Noting a dearth of Pennsylvania precedent regarding an insurer's obligation to honor a consent-to-settlement clause in an insurance contract when it has agreed to defend an insured subject to a reservation of rights, the majority adopted the approach set forth in the Florida Court of Appeals' 1978 ruling in Taylor v. Safeco Insurance, which held that when an insured settles after rejecting an insurer's defense, the insurer is only obligated to cover the amount of the settlement up to the policy limits if the settlement was "'reasonable'" and not entered into "'in bad faith, fraudulently, collusively or without any effort to minimize his liability.'"
However, in a concurring and dissenting opinion, Judge Judith Ference Olson disagreed with the application of Taylor.
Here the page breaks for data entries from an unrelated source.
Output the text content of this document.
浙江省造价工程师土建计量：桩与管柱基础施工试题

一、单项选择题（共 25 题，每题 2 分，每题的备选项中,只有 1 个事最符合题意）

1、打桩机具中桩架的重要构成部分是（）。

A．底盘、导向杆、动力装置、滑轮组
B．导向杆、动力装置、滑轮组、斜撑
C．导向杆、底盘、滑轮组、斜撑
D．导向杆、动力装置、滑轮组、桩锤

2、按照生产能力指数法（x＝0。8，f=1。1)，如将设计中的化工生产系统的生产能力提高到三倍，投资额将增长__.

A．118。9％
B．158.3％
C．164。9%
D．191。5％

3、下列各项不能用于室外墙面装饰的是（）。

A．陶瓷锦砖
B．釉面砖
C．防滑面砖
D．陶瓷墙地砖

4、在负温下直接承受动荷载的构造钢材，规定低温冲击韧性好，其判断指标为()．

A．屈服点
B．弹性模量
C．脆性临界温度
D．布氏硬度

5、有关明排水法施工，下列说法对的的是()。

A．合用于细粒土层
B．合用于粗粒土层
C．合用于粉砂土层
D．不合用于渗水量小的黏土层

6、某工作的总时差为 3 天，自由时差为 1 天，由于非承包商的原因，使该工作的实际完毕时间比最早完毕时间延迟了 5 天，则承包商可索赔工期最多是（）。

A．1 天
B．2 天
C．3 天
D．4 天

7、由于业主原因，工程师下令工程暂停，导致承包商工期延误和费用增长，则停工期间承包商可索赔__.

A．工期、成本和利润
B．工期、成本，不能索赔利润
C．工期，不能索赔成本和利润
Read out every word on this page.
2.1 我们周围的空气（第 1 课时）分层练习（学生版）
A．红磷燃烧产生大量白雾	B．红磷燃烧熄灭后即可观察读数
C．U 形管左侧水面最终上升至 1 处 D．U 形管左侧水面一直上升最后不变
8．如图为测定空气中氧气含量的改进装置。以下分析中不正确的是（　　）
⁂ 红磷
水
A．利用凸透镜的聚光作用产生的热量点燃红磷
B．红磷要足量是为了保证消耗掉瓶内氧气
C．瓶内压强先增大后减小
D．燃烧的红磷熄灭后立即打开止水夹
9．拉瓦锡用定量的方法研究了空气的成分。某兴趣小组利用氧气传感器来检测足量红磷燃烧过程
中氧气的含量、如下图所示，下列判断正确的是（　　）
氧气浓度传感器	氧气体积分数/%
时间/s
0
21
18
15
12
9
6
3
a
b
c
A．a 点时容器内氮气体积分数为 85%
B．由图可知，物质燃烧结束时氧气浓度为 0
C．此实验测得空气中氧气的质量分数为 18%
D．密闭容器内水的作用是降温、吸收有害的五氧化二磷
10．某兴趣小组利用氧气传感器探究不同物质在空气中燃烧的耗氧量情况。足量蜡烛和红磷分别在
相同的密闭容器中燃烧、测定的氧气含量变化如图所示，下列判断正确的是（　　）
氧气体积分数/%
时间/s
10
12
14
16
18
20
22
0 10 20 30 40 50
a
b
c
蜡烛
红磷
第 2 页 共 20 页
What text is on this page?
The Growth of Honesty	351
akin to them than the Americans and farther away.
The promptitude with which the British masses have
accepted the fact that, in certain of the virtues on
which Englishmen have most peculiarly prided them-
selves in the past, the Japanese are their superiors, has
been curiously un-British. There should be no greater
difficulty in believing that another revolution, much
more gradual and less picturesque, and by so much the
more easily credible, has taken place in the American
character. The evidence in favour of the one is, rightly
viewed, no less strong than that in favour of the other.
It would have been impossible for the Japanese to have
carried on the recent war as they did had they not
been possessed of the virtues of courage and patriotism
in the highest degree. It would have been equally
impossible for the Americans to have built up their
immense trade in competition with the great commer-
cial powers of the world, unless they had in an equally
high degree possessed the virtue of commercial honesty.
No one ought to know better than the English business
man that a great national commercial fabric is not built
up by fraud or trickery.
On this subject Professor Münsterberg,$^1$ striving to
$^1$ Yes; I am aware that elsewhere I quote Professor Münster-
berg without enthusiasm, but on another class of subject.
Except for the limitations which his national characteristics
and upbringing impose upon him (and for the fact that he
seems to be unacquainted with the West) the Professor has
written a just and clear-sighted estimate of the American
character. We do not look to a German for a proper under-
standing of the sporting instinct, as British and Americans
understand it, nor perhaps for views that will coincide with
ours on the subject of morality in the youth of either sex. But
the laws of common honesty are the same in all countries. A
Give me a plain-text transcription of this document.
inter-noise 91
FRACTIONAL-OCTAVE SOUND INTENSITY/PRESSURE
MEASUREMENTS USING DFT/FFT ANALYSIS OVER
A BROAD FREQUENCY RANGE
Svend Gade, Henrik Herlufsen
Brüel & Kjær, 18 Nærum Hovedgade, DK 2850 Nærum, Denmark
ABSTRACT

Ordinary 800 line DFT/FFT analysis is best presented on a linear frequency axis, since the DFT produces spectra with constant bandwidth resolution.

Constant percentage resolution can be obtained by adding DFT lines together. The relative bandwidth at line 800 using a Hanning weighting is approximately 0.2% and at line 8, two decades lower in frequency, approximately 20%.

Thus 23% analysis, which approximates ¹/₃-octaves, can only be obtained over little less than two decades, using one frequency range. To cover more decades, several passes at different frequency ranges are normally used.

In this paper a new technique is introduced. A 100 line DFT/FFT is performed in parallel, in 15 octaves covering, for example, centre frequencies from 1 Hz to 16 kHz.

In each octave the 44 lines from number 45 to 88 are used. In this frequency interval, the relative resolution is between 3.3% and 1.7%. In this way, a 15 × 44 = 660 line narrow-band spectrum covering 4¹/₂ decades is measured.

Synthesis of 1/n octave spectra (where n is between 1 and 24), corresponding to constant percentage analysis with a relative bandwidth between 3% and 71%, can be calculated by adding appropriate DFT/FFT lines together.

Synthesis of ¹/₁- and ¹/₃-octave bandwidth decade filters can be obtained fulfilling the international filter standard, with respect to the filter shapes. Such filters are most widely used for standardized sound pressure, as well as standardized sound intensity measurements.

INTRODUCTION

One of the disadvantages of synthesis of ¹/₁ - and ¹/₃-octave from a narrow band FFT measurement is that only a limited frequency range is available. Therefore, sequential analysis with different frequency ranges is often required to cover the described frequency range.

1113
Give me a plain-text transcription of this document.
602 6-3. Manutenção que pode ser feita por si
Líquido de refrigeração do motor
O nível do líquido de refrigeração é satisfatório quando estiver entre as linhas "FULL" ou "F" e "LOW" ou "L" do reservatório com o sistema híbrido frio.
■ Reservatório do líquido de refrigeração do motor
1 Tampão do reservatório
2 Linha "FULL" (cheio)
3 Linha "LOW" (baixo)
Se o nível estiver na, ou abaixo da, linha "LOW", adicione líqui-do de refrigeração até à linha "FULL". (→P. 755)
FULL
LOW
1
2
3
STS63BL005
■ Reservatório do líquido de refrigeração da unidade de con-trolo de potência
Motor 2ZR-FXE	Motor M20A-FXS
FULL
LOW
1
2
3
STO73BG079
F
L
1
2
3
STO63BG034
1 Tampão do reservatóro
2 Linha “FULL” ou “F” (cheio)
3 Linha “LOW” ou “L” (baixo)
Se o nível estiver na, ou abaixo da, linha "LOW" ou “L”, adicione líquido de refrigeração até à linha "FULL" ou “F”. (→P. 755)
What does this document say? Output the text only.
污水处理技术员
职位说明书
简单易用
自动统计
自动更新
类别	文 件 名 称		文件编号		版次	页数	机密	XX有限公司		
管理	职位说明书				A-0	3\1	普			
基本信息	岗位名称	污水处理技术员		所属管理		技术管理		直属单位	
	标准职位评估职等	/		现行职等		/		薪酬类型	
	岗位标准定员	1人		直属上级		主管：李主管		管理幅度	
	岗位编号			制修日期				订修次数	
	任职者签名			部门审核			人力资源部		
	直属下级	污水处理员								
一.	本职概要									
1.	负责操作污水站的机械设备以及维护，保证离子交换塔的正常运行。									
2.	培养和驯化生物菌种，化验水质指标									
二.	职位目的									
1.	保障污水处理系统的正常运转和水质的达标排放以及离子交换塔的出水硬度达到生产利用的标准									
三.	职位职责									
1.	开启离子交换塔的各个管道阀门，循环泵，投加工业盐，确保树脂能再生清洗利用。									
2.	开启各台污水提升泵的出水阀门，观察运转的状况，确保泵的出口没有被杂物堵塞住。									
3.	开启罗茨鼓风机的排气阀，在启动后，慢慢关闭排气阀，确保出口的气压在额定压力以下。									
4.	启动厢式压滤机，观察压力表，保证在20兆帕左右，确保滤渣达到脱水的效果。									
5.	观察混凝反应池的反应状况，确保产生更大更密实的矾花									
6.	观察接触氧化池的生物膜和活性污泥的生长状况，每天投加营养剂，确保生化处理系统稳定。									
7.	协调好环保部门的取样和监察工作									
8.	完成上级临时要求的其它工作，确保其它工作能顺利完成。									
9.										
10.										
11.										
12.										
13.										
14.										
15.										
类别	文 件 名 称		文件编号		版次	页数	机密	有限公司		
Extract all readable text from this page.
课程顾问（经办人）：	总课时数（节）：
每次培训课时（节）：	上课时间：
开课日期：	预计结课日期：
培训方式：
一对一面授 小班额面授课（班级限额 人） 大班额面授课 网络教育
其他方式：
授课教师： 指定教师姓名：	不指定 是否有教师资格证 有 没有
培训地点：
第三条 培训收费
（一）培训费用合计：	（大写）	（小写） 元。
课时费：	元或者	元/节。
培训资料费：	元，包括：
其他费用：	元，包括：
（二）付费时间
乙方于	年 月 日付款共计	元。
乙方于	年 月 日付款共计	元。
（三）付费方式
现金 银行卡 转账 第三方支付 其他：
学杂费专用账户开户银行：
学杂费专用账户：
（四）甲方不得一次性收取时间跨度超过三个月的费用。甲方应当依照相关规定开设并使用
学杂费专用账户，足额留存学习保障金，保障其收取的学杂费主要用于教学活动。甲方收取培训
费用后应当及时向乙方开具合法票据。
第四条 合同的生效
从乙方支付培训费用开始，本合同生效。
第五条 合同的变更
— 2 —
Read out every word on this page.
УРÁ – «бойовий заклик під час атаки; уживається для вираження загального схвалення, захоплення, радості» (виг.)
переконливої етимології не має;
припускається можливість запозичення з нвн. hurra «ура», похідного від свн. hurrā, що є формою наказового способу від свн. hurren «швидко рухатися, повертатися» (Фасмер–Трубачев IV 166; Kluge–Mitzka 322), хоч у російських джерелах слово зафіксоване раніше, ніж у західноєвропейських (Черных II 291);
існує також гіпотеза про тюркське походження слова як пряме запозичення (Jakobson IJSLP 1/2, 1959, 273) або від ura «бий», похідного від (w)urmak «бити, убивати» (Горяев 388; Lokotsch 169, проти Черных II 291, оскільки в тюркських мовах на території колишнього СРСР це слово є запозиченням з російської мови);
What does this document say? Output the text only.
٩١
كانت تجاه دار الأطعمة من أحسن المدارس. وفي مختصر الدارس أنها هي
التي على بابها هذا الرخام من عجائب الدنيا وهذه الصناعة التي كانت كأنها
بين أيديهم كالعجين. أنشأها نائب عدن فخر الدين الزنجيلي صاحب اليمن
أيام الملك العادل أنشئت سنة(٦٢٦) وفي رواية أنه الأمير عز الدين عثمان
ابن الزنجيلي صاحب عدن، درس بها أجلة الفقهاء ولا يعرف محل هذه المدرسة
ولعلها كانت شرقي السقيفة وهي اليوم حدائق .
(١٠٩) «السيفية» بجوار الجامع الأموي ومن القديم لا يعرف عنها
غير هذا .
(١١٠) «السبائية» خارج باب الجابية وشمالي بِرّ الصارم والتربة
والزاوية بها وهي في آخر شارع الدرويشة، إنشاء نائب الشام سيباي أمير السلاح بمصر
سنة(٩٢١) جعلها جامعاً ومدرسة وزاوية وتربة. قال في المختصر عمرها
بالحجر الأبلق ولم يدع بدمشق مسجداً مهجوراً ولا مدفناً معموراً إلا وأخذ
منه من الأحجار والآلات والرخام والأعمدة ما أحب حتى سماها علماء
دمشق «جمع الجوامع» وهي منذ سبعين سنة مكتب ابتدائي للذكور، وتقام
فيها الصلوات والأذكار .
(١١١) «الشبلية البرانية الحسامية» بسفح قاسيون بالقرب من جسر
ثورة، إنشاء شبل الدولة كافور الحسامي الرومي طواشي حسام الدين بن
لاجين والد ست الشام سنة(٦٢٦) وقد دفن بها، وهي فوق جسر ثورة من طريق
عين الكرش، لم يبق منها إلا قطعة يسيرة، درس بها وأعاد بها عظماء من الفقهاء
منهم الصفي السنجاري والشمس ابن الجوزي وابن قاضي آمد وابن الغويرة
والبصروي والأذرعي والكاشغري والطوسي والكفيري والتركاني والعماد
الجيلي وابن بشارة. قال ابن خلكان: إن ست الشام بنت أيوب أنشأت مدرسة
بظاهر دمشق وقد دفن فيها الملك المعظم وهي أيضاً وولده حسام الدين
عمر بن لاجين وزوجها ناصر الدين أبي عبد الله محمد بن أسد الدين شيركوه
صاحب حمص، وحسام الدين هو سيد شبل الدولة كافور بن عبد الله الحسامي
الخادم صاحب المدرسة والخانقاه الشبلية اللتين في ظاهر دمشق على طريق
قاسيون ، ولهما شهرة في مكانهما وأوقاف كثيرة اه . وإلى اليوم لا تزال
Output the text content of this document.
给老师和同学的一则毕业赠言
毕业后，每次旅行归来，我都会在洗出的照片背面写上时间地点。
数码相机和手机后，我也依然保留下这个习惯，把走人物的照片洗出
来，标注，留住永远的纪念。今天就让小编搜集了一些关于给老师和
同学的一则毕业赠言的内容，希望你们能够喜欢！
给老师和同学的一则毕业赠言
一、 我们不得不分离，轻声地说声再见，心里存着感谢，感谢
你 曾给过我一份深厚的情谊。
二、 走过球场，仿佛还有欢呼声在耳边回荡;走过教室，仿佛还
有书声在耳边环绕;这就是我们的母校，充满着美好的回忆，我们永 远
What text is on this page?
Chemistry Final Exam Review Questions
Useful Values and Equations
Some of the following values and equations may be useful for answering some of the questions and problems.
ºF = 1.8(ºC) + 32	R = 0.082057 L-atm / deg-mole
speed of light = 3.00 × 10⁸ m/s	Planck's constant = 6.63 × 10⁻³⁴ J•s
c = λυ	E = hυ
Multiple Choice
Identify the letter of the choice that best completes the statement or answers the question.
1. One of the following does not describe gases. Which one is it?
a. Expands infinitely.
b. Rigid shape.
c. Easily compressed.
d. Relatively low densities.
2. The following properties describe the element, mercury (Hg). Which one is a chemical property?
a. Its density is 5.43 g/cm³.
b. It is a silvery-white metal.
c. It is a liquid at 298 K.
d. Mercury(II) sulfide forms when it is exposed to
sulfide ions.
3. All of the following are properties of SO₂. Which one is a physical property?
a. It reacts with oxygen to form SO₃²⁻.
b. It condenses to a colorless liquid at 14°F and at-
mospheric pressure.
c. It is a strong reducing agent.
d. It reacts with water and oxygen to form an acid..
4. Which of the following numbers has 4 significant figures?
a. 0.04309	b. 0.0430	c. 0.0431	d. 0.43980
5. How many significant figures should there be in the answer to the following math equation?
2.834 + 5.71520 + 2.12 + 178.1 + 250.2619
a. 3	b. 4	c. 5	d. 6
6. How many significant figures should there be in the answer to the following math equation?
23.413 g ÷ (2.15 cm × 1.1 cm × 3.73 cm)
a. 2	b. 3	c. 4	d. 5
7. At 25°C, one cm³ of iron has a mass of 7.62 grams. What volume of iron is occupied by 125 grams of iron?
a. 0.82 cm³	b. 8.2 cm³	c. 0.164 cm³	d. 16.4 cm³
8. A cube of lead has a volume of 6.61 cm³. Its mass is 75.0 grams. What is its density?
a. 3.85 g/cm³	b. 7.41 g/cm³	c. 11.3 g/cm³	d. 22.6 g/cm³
"In my view, established and controlling Pennsylvania law compels the conclusion that since ANI tendered a defense subject to a reservation of its rights to contest coverage, B&W remained committed to observe its obligations under the consent-to-settlement clause in the parties' insurance contract unless B&W could establish bad faith on the part of ANI pursuant to our Supreme Court's decision in Cowden v. Aetna Casualty and Surety," Olson said.
Subrogation
The justices are also expected to hear arguments in Liberty Mutual Insurance v. Domtar Paper on the sole issue of whether the state Workers' Compensation Act allows an employer's carrier to step into an employee's shoes to pursue subrogation against a tortfeasor.According to court documents, the case involves George Lawrence, an employee of Schneider National Inc. In 2009, while acting in the scope of his employment, Lawrence fell on his right knee in a parking lot at Domtar Paper Co. Schneider National was insured by Liberty Mutual, and the Domtar parking lot was owned by National Retail Properties and four other defendants in the case.
After Lawrence made a workers' compensation benefits claim, Liberty Mutual paid about $34,000 to Lawrence. Liberty Mutual then designated itself a subrogee of Lawrence and sued the parking lot owners, alleging negligence in the maintenance of the parking lot.
The property owners filed preliminary objections, contending that Liberty Mutual's cause of action was barred because the state does not allow independent causes of action by workers' compensation insurers when the injured party has not sued in his own right and is not a party in the case.
The trial court sustained the objections.
In its Sept. 27 ruling, a unanimous three-judge panel of the Superior Court held that carriers could not sue on behalf of an employee who does not first commence an action against a tortfeasor.